Democrats move to extend unemployment benefits

September 23, 2002

In gearing up for the congressional elections, Democrats have launched a major attempt to turn national attention away from war to the economy. They hope that focusing on domestic issues will bring them victory in November.

One issue they are raising is an extension of unemployment insurance (UI).

By the end of this month, 1.5 million Americans will have exhausted their federal UI benefits. By the end of the year, that number will grow to 2.2 million, estimates the Center on Budget and Policy Priorities (CBPP) in Washington.

Introducing legislation Sept. 12 to extend unemployment benefits by a minimum of 13 weeks – 20 weeks in high unemployment states – Sen. Edward Kennedy (D) of Massachusetts employed what has become a standard political technique in Washington: the introduction of ordinary citizens affected by the proposed bill. It's the human touch.
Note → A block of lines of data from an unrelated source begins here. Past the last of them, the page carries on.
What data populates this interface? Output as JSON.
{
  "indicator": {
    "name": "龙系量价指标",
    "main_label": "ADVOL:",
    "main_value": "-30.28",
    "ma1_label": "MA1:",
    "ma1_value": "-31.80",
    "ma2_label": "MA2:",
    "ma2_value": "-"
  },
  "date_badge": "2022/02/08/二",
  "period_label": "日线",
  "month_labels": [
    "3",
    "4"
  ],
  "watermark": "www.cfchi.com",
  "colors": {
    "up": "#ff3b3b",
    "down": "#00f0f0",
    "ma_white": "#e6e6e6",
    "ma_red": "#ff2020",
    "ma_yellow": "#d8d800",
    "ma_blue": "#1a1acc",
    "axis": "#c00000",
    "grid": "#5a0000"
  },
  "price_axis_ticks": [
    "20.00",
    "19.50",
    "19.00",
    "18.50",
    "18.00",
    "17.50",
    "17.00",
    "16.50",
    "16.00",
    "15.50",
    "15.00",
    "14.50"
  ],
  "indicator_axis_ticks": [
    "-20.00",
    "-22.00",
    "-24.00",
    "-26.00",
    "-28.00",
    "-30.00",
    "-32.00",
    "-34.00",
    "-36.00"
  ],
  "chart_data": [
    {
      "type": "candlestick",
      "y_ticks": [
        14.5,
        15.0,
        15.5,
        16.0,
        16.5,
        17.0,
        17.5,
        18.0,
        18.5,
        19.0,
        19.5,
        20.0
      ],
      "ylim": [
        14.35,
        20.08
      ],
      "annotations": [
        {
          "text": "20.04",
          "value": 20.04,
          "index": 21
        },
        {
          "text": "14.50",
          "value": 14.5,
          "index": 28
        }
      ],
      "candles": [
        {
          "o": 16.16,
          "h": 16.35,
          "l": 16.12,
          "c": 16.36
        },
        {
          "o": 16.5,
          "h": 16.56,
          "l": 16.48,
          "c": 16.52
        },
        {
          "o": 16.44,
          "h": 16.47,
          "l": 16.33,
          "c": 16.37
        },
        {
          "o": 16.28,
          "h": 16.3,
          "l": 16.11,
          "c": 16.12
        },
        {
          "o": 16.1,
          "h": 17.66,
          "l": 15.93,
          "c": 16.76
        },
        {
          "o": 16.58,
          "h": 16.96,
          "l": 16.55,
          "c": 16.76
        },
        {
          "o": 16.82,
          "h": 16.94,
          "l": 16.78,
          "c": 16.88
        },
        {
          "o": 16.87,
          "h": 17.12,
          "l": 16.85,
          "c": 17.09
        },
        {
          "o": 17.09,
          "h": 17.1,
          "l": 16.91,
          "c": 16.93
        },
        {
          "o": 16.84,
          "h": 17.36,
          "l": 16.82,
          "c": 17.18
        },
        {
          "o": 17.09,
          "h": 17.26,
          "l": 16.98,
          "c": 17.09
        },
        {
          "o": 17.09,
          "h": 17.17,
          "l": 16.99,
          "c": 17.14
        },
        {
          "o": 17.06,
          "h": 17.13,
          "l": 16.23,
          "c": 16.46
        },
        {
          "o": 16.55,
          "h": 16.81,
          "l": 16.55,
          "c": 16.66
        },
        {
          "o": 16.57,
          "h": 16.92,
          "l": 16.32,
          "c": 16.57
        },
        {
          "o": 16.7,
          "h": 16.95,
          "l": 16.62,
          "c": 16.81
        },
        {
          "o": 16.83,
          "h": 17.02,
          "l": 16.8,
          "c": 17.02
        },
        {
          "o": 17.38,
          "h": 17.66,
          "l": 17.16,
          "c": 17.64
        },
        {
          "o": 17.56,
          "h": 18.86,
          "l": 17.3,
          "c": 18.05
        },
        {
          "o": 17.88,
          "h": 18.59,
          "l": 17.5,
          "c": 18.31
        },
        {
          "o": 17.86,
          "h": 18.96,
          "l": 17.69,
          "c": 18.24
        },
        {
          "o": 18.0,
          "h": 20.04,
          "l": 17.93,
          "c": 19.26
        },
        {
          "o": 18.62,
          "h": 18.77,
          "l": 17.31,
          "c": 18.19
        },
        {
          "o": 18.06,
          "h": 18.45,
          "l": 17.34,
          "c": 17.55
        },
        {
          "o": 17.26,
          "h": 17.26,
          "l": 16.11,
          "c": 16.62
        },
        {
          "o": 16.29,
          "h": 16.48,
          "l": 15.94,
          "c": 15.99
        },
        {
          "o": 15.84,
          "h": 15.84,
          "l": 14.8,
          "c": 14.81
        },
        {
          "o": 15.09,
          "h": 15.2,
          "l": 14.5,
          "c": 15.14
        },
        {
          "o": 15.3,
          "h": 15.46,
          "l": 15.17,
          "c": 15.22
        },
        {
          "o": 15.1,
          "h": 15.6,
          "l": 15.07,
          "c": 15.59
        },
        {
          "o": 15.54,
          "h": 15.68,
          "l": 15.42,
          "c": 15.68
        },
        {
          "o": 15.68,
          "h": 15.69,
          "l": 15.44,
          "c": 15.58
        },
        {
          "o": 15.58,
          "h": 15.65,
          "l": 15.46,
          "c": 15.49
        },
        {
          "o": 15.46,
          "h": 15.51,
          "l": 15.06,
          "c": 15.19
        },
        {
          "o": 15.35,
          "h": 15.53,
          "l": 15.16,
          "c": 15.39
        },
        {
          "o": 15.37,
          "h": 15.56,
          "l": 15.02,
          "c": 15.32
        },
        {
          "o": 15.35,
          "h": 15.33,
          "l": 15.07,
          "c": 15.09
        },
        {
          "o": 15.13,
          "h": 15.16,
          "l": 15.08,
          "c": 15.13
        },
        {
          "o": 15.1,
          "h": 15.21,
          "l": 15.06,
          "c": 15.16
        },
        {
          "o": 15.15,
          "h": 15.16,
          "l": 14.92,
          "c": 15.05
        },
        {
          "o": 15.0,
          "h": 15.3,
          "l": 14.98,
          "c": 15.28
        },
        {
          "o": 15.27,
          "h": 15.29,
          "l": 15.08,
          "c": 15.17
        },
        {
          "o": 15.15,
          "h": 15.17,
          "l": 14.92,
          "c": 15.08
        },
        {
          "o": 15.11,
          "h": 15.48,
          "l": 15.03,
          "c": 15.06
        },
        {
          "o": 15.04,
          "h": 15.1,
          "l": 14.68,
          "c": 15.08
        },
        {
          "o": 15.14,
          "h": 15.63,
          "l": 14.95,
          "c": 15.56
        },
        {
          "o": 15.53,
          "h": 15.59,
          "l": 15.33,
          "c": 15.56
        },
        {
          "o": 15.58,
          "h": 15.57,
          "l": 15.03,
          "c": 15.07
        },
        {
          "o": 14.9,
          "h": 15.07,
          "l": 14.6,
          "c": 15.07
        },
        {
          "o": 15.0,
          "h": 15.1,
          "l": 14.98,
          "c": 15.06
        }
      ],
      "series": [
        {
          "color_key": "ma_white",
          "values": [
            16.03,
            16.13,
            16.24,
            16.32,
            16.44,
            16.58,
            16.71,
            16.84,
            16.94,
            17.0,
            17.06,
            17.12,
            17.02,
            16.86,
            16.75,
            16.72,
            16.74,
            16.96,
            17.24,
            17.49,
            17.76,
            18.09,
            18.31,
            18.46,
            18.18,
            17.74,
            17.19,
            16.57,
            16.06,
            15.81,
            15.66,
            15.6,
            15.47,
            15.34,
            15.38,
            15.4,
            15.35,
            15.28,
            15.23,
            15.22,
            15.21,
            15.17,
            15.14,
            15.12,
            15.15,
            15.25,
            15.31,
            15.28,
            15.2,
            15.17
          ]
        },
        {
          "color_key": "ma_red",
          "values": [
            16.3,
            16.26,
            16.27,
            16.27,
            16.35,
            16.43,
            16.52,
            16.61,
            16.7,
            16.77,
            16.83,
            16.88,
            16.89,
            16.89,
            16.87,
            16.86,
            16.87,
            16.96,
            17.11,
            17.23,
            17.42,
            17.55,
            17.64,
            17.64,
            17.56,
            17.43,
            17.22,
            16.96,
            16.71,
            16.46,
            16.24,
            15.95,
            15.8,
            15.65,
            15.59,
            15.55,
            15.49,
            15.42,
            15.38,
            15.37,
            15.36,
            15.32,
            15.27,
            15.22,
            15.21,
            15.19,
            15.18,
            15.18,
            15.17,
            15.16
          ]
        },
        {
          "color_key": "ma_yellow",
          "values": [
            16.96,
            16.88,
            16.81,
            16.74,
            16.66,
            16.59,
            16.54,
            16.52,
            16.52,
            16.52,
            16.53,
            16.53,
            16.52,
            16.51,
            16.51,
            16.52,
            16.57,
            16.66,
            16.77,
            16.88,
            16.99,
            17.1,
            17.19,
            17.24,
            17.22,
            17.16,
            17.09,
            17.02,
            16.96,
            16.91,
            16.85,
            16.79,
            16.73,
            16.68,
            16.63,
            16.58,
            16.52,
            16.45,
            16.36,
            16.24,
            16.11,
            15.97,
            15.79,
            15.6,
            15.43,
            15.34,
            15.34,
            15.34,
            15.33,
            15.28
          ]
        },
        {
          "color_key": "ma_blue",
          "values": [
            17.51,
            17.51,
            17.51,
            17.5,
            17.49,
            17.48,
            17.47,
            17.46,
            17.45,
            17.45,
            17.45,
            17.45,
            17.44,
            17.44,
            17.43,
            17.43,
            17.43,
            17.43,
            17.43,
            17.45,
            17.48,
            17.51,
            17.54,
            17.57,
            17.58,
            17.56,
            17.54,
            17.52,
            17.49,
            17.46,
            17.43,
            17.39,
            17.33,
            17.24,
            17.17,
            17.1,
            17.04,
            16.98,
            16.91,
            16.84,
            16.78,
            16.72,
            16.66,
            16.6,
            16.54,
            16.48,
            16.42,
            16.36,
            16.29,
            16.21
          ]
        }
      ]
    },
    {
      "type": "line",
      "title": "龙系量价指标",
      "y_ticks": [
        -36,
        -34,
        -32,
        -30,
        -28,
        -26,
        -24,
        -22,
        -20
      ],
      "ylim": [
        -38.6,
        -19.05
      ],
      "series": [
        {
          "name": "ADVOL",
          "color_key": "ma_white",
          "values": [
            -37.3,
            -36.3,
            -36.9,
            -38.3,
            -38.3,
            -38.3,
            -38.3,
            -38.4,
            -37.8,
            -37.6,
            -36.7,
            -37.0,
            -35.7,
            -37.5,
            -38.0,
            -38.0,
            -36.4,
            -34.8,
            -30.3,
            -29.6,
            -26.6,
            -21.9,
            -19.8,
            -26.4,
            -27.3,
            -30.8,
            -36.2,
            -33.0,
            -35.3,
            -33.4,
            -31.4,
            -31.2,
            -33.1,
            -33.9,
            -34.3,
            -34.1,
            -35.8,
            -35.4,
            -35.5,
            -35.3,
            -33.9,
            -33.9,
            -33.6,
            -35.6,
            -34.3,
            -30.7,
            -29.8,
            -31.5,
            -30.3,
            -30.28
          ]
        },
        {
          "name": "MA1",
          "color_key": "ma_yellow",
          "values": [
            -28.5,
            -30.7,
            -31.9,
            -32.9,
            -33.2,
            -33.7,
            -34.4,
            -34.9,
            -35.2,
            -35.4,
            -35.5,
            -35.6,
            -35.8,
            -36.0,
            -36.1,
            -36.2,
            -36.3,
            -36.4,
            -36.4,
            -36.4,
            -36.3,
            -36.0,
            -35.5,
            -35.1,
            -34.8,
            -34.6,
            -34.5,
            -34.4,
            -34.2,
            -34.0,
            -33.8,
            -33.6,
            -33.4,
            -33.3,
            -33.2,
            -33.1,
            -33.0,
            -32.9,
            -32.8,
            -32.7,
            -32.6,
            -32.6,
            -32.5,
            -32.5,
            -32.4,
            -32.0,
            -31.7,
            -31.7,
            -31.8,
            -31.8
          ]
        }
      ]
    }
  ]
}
One was Alan Gonsenhauser of Northborough, Mass., who lost his consulting job in December when his firm's largest client, Enron, got into trouble.

His UI benefits, supporting a wife and two children, expired Sept. 14.

In another pull on the heartstrings, Senator Kennedy called on Felix Batista, who lost his job and 73 of his co-workers at Windows on the World in New York's World Trade Center.

Last Wednesday, in a speech on the Senate floor, Sen. Tom Daschle (D) of South Dakota spoke of extending UI benefits and other "economic security" issues. Look at the record of the past 18 months of the Bush administration, the Senate majority leader said. "Record job losses. Weak economic growth. Declining business investment. Falling stock market. Shrinking retirement accounts. Eroding consumer confidence. Rising healthcare costs. Escalating foreclosures. Vanishing [budget] surpluses. Higher interest costs. Raiding the Social Security trust. Record executive pay. Stagnating minimum wage."

Phew! A long list.

Most economists would not blame any president for all of these problems. Most have to do with the economy moving from boom to recession, and the biggest factor in the business cycle is the monetary policy of the Federal Reserve.

A president, though, could address some of these problems. One is the minimum wage, which has not been raised since 1997. Another is UI. So far, the Bush administration has been silent.

"They are avoiding the subject," says Wendell Primus, an economist at CBPP.

Kennedy plans to attach either a boost in the minimum wage or a UI extension to other legislation in the Senate. He hasn't decided which, figuring legislation with both would be unlikely to get past the Republican-controlled House, spokesman Jim Manley says.

"The administration can no longer afford to ignore the pain and needs of ... struggling families," Kennedy says, putting forth a theme likely to be heard often in the election campaign ahead.

The extension of UI benefits in his bill would cost Washington about $1 billion per month.

Senator Daschle noted that the number of long-term unemployed – those jobless for six months or more – has grown from 648,000 in January 2001 to nearly 1.5 million in August.

For the unemployed, UI benefits are "an important but weak safety net," Lawrence Mishell, president of the Economic Policy Institute in Washington testified in Senate hearings Sept. 12. Without them, he says, "many families would quickly descend into poverty." Nearly one-third of jobless workers are unable to replace even 10 percent of their lost income from savings.

Mr. Mishell notes that only 48 percent of today's workers who become jobless get UI benefits, far fewer than in the past. They get on average $254 a week for 14.7 weeks.

Last March, Congress passed an extension of unemployment benefits as part of the economic stimulus package. The program expires Dec. 31. But, according to Mr. Primus and his colleague Jessica Goldberg, though unemployment at 5.7 percent of the labor force in August would indicate a mild recession, this economic slump has hit workers harder than the 1990-91 recession.

Some 2.3 million workers exhausted their regular UI benefits over the past six months, more than the 2 million for the same period in the last recession.

Further, the current UI program is considerably less generous than the program established in 1991.

To Ron Bird, an economist with the more conservative Employment Policy Foundation in Washington, the "real issue" is the effectiveness of the nation's job service and unemployment insurance system in finding work for the jobless.

The percentage of the unemployed exhausting their benefits is going up. But this is not because there aren't jobs "out there,'' Mr. Bird says. State-operated job placement agencies, he says, must do better in training unemployed workers for those jobs and then matching them to the positions.

Bird calls an extension of UI benefits a "Band-Aid solution."

But Primus sees a second vital role for extending benefits. Besides helping the jobless, it would give the economy needed support. Benefits are targeted to areas hardest hit by the downturn. That money is quickly spent, he says.